I was recently tasked to deploy a plugin required for a particular department into Office. The addin was not available to add through the admin portal and came in msi format. The issue we faced was that the plugin comes in both x86 and x64 flavours which usually is no big problem as most people tend to run one version of Office.

However over time I have seen that when there have been manual installs of Office for certain reasons we can often see a bit of a mixture in Office “bitness” which means we then cannot just deploy one version of this plugin to all users. On top of that we don’t want to have to have the users or other IT staff have to go through the motions finding the bitness of the Office installation to determine which version they need to install.

Thinking about a way I could tackle this had me looking to see if there was anything built into Intune to do that. There is nothing there which does this out of the box, however within the Win32 app requirements section there is the ability to use an “additional requirement rule”

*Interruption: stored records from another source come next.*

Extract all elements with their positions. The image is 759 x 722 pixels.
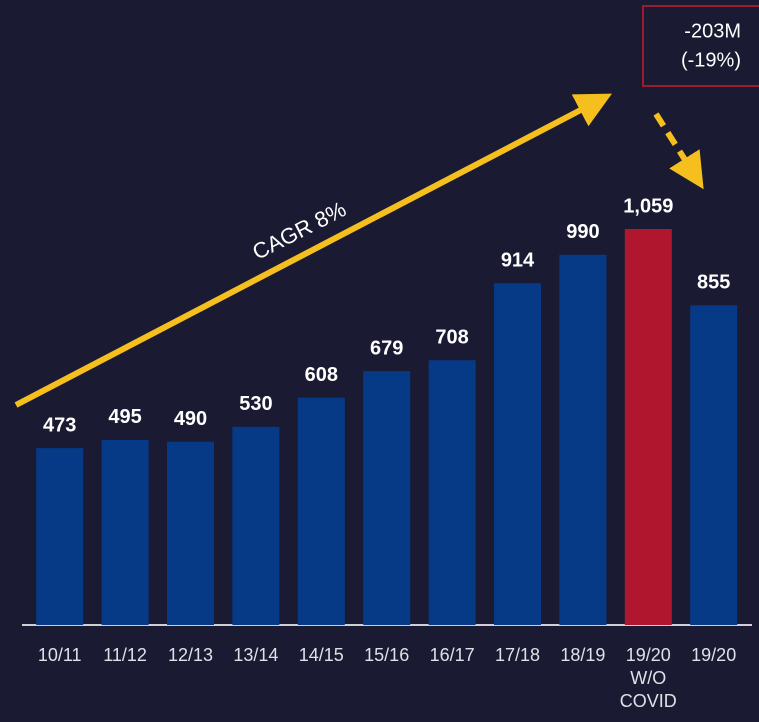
bar (101, 439, 149, 625)
value-label: 530 (239, 393, 272, 415)
x-tick-label: 17/18 (494, 645, 541, 665)
value-label: 490 (174, 408, 207, 430)
value-label: 473 (43, 414, 76, 436)
x-tick-label: 19/20 W/O COVID (619, 645, 677, 711)
change-box (642, 5, 759, 87)
value-label: 608 (305, 364, 338, 386)
bar (297, 397, 345, 625)
x-tick-label: 15/16 (364, 645, 410, 665)
value-label: 914 (501, 250, 535, 272)
change-percent: (-19%) (681, 49, 741, 71)
bar (363, 371, 411, 625)
bar (559, 254, 607, 625)
x-tick-label: 12/13 (167, 645, 214, 665)
bar (428, 360, 476, 625)
bar (232, 426, 280, 625)
value-label: 1,059 (623, 195, 673, 217)
change-value: -203M (684, 20, 741, 42)
value-label: 495 (108, 406, 141, 428)
value-label: 855 (697, 272, 730, 294)
trend-arrow (14, 93, 612, 408)
x-tick-label: 14/15 (298, 645, 344, 665)
bar (624, 229, 672, 625)
x-tick-label: 10/11 (37, 645, 82, 665)
value-label: 679 (370, 337, 403, 359)
x-tick-label: 13/14 (233, 645, 279, 665)
bar (167, 441, 214, 625)
x-tick-label: 11/12 (103, 645, 147, 665)
drop-arrow (653, 112, 704, 190)
bar (494, 283, 541, 625)
x-tick-label: 16/17 (429, 645, 475, 665)
x-tick-label: 19/20 (691, 645, 737, 665)
bar (36, 448, 84, 625)
bar (690, 305, 738, 625)
x-tick-label: 18/19 (560, 645, 606, 665)
value-label: 708 (435, 327, 468, 349)
value-label: 990 (566, 221, 599, 243)
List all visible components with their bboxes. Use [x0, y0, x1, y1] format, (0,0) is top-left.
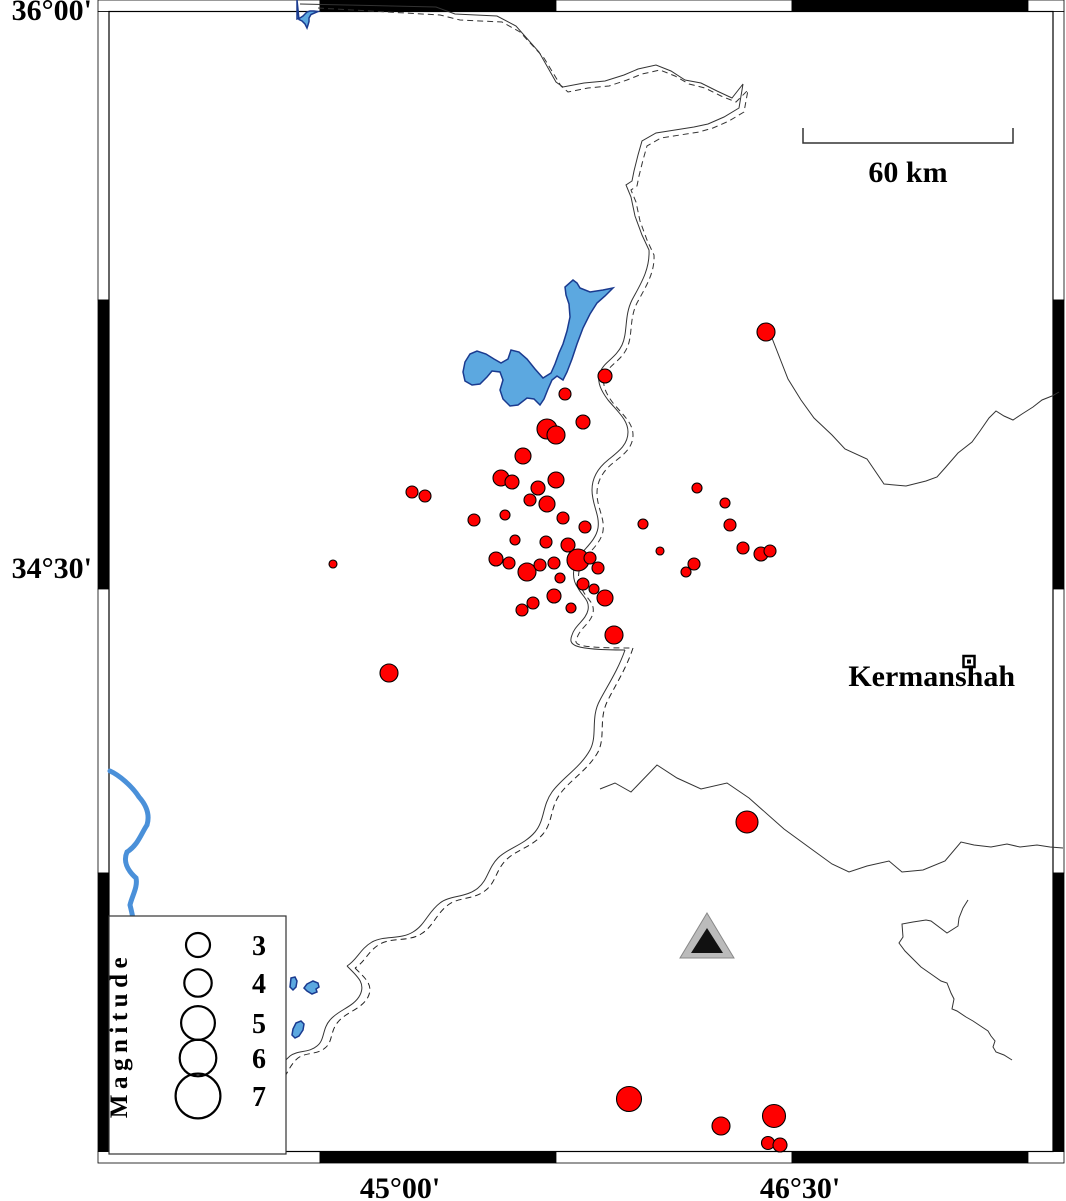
svg-text:60 km: 60 km	[868, 156, 947, 189]
svg-text:6: 6	[252, 1044, 266, 1075]
svg-text:36°00': 36°00'	[12, 0, 92, 27]
svg-text:5: 5	[252, 1009, 266, 1040]
svg-text:7: 7	[252, 1082, 266, 1113]
svg-text:3: 3	[252, 931, 266, 962]
svg-text:4: 4	[252, 969, 266, 1000]
svg-text:34°30': 34°30'	[12, 552, 92, 585]
svg-text:46°30': 46°30'	[760, 1172, 840, 1201]
svg-text:Magnitude: Magnitude	[106, 952, 133, 1118]
svg-text:45°00': 45°00'	[360, 1172, 440, 1201]
svg-text:Kermanshah: Kermanshah	[848, 660, 1015, 693]
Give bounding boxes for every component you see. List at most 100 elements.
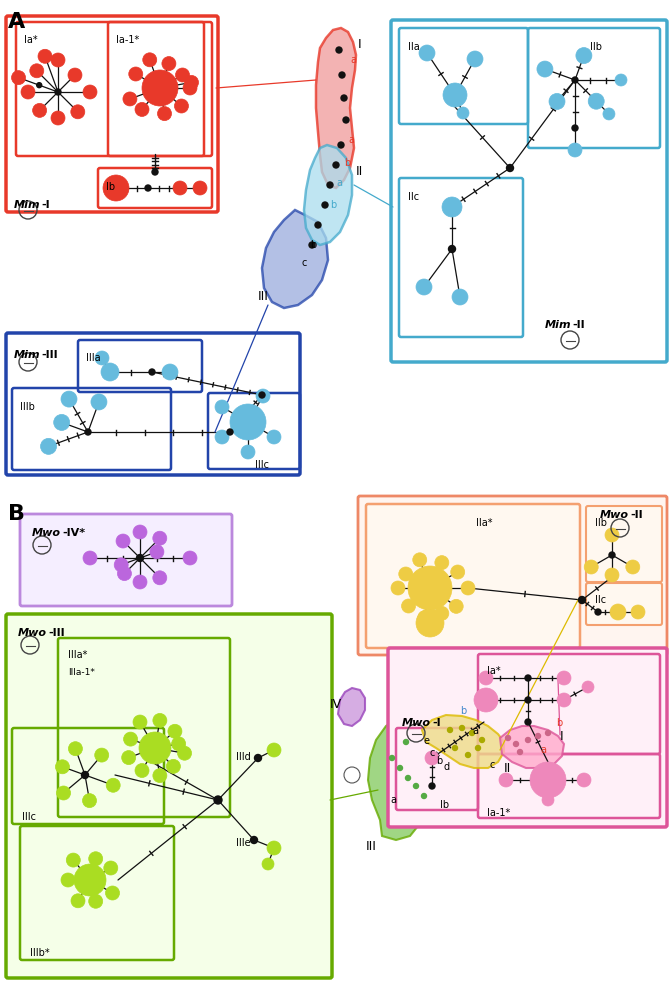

Within here we have the option to use a script to be able to determine if the machine or Office meets the requirements to then have the app installed. So we can look to do something in Powershell to determine if the app is applicable depending on the bitness of Office installed.

The script (borrowed)

Before I started to put much effort into creating a script I did some Googling to see if anyone had already done the hard work. This led me to the System Centre Dudes blog where Jonathan Lefebvre had created something similar for SCCM in the past. Link to his Github is here. Thanks for that! Obviously before just executing someone else’s code have a good look through it and make sure it is not going to cause you any issues and if possible run in an isolated/test environment first. There are other ways to be able to do this by checking other registry keys related to the Office click2run keys but the script linked above worked fine for me.

Basically the script will return either “x86” or “x64” as a string which is perfect for my need.

Creating the requirement in the Intune App

When you have uploaded the Intunewin file you have previously created for the application and gone through all the App naming, declaring the install commands etc you will come to the “Program” pane. In here click on the “Add” for the requirement

In the requirement rule you want to choose “Script”

Once script is selected you are given some options to enter and choose, we need to browse for the “OfficeBitness” powershell script you downloaded earlier. For the output you want to select “String” , “equals” and “x86” or “x64” depending on which bitness you want to require.

Then go through the remaining screens in the Win32 app to set all your requirements you need.

Basically what will then happen is prior to app installation the Powershell script will run and return back the “bitness” of the Office installation on the client. In my example above if the string returned is x86 then the requirements are met and the application will be installed.

If x64 happened to be returned the requirements would not be met and the application would not install. You would see in Intune “App requirements not met”.

If needed you could make both the x86 and x64 available to the same group of users and allow the Powershell script to detect which app would be applicable.

There may be better ways around this by doing something as part of the Win32 app using Powershell to first detect the bitness and then depending on the result call one of two msi’s that are both packaged in the intunewin file but the one I was working with had some pre-provided bat files from a vendor that needed to be used also so the way I documented here worked.